Anna Mascorella is an architectural historian and curator. Her work examines the intersection of politics, class, race, and the built environment. Her primary focus is on twentieth-century Italy, yet she explores this intersection in a range of geographic and historical contexts. Her current book project, Restore, Displace, Appropriate: Confronting the Baroque in Fascist Rome, examines how Italy’s Fascist regime negotiated the architectural, sociocultural, and colonial legacies of the Baroque during its redesign of Rome. The research for this project has been supported by the Italian Art Society and the Cornell Institute for European Studies, and it received a Citation of Special Recognition from the Graham Foundation’s Carter Manny Award program. Her study on the reuse of Fascist-era architecture was published in the Routledge Companion to Global Heritage Conservation (2019).
Mascorella holds a Ph.D. in the history of architecture and urban development from Cornell University, a Master of Arts in art history from the University of Illinois at Chicago, and a Bachelor of Arts in art history and philosophy from Colorado State University. She has taught at the University of Colorado Denver’s College of Architecture and Planning and at the Rocky Mountain College of Art and Design.
Most recently, Mascorella was the Temple Buell Curator of Architecture at the History Colorado Center in Denver, Colorado.
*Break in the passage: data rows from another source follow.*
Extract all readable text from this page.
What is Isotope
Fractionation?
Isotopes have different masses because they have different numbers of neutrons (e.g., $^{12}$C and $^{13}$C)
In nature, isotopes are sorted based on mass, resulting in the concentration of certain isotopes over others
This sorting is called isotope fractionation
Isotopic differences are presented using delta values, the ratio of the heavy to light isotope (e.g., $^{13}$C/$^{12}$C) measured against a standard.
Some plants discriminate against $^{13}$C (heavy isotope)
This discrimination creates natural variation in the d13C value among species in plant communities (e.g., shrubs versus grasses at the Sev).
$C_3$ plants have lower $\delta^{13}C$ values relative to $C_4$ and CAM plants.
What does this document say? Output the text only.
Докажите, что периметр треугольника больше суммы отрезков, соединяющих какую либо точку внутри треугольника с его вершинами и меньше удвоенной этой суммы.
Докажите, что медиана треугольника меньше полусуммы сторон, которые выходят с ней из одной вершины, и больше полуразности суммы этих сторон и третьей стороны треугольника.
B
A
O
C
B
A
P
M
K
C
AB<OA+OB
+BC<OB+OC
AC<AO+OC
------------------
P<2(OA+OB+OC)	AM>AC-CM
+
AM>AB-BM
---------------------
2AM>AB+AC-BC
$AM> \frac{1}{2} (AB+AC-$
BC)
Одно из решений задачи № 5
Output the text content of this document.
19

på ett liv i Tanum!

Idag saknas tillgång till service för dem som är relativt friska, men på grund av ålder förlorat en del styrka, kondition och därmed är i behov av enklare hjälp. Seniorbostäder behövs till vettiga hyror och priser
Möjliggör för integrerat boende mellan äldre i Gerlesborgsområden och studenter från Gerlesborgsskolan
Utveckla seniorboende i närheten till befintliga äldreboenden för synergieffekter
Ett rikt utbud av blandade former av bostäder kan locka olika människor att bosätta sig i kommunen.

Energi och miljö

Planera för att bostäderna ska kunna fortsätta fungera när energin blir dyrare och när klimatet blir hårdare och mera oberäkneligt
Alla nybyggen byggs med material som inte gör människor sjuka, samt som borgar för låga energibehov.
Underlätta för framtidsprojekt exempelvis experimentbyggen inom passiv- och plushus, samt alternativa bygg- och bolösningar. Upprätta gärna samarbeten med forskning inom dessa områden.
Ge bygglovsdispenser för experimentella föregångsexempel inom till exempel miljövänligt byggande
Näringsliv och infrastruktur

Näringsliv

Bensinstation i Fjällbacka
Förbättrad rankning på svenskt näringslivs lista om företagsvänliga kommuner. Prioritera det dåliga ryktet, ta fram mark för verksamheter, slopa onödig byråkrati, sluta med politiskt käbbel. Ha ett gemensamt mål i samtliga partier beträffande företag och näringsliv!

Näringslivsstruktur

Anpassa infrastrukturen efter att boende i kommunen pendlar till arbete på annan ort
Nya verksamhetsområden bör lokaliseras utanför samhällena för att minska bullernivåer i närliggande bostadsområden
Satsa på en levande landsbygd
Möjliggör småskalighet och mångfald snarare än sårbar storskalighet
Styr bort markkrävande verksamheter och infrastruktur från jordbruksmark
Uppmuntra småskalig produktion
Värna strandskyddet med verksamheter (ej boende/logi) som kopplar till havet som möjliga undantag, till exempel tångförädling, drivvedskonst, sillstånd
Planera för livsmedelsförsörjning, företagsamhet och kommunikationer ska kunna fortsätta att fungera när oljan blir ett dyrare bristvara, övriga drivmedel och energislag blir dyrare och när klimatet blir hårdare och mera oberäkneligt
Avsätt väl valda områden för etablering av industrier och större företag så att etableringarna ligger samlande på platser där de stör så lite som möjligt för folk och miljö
There she expanded the museum’s contemporary architectural holdings – collecting oral histories and the work of John R. Henderson, Colorado’s first licensed Black architect, among other significant collections – and curated the major exhibition, Building Denver: Visions of the Capital City, which traces the competing forces that shaped Denver’s urban development.
At the University of Michigan, Mascorella is currently the Fishman Fellow at the Taubman College of Architecture and Urban Planning and serves as a co-investigator on the Michigan-Mellon Project on the Egalitarian Metropolis.